The concern for public health does not seem to have entered the debate. 

 

SHUTTING UP THE CHATTERING CLASSES 

It is often said that, “The Government of Uganda recognizes ICT as an important driver of Socio- economic transformation. The ICT Sector is one of the core sectors identified in the National Development Plan II as one of the Job creation sectors, apart from creating new business opportunities and increased house hold incomes.” 

It is policy, supposedly, that, “Government and private operators must coordinate in the development and deployment of broadband infrastructure so as to enable connectivity for all, digital inclusion and affordability.” 

This seems to have escaped the mind of the Uganda Revenue Authority top honchos during an appearance in parliament on Tuesday, January 14. The commissioner general of the authority, Doris Akol revealed that URA wants the Government to make a policy shift and scrap the current system of taxing OTT and directly tax Internet.

Akol said the authority had failed to meet the tax targets from OTT because of huge evasions. She added that from the tax, which was introduced in the financial year 2018/2019, the Government had projected to collect sh84b from daily charges of sh200  on all mobile phone users, who have access to Facebook, Whatsapp and Twitter. The collection fell far short. 

Parliament in June 2018, introduced a Shs200 tax levy on all telecom subscribers accessing social media sites such as Facebook, Twitter and Whatsapp, among others. 

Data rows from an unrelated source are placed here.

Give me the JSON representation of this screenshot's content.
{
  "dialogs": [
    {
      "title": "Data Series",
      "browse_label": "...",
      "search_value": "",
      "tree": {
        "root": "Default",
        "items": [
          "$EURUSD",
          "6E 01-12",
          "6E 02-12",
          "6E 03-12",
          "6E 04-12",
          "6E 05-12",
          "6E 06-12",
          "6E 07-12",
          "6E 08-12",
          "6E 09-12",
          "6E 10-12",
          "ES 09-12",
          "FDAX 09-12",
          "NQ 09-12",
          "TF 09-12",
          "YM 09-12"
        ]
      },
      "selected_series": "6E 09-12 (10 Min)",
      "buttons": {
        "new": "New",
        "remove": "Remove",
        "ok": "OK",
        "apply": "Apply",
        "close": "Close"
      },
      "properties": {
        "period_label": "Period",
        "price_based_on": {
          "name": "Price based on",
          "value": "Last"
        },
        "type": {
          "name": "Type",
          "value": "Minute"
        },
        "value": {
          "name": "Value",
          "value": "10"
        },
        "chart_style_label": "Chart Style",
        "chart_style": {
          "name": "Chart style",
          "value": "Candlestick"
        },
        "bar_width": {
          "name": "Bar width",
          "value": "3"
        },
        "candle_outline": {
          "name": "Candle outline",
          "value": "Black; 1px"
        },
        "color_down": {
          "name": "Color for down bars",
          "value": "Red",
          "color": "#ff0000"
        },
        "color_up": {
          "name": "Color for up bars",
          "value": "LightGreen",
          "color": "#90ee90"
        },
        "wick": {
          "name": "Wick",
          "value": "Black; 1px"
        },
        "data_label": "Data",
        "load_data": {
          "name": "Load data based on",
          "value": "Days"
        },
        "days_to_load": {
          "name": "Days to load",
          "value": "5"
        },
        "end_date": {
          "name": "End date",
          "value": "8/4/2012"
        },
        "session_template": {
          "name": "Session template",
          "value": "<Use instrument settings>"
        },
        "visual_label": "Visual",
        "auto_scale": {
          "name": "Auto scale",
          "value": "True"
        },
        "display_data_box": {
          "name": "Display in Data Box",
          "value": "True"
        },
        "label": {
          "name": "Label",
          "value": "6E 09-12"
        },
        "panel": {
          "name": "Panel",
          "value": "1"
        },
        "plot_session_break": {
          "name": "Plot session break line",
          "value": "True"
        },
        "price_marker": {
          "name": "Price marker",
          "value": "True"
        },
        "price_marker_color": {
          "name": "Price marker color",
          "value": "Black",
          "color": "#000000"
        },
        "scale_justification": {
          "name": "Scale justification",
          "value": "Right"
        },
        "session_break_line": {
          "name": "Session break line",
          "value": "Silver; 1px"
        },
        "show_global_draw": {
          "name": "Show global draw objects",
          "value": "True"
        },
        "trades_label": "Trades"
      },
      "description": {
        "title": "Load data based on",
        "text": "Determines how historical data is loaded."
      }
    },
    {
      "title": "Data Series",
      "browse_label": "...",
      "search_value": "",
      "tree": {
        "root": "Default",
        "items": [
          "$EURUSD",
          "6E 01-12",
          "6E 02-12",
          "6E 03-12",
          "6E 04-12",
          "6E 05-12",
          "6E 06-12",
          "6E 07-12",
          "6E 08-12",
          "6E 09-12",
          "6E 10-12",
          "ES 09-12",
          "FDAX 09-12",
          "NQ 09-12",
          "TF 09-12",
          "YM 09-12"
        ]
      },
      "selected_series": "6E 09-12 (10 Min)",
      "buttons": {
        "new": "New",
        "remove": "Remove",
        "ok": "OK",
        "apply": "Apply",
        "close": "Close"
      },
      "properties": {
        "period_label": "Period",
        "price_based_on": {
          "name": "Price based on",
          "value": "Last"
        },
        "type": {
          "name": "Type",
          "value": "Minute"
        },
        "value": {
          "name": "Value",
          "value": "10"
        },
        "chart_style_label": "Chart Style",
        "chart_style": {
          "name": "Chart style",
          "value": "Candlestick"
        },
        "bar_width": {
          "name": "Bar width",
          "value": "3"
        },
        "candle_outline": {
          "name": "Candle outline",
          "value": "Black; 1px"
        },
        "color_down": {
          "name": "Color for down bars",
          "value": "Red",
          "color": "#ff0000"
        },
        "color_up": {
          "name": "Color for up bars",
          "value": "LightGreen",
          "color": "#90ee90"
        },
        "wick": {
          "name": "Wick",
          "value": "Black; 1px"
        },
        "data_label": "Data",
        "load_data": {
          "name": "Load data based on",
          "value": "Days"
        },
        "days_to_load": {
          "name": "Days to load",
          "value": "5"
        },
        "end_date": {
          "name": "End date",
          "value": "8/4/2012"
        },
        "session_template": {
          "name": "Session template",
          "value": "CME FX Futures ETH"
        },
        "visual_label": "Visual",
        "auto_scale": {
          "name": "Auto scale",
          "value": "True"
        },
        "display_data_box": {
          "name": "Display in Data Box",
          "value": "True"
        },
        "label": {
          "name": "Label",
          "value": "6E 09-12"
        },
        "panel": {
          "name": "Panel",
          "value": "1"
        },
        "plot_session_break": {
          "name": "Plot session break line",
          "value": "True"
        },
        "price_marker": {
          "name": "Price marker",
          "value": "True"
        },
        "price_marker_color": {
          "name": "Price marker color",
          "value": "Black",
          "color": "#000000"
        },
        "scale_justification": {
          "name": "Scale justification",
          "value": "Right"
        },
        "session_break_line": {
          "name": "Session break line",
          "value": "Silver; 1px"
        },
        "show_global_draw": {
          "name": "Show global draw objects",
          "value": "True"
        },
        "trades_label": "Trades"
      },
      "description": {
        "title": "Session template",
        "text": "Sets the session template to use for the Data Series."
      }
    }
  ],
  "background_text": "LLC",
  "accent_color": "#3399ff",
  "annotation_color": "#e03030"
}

The move followed a directive from President Museveni to the Finance ministry to widen the tax revenue base. The President said social media platforms such as WhatsApp, Facebook, Twitter, Skype and Viber were being used for propagating falsehoods and that for Ugandans to access the sites for what he called Lugambo, they should pay for them.

Government had hoped to generate between Shs400 billion and Shs1.4 trillion from the social media tax annually.

The opposite happened. Data from Uganda Communications Commission showed that the number of internet users declined by three million in the first three months of implementation. Instead of strategies to encourage more Ugandans to return to using the internet, more taxes are on the way. 

Akol was leading a delegation from URA to present the authority’s budget framework paper for the coming financial year 2020/21.

David Tumusiime is a Nile Post editor.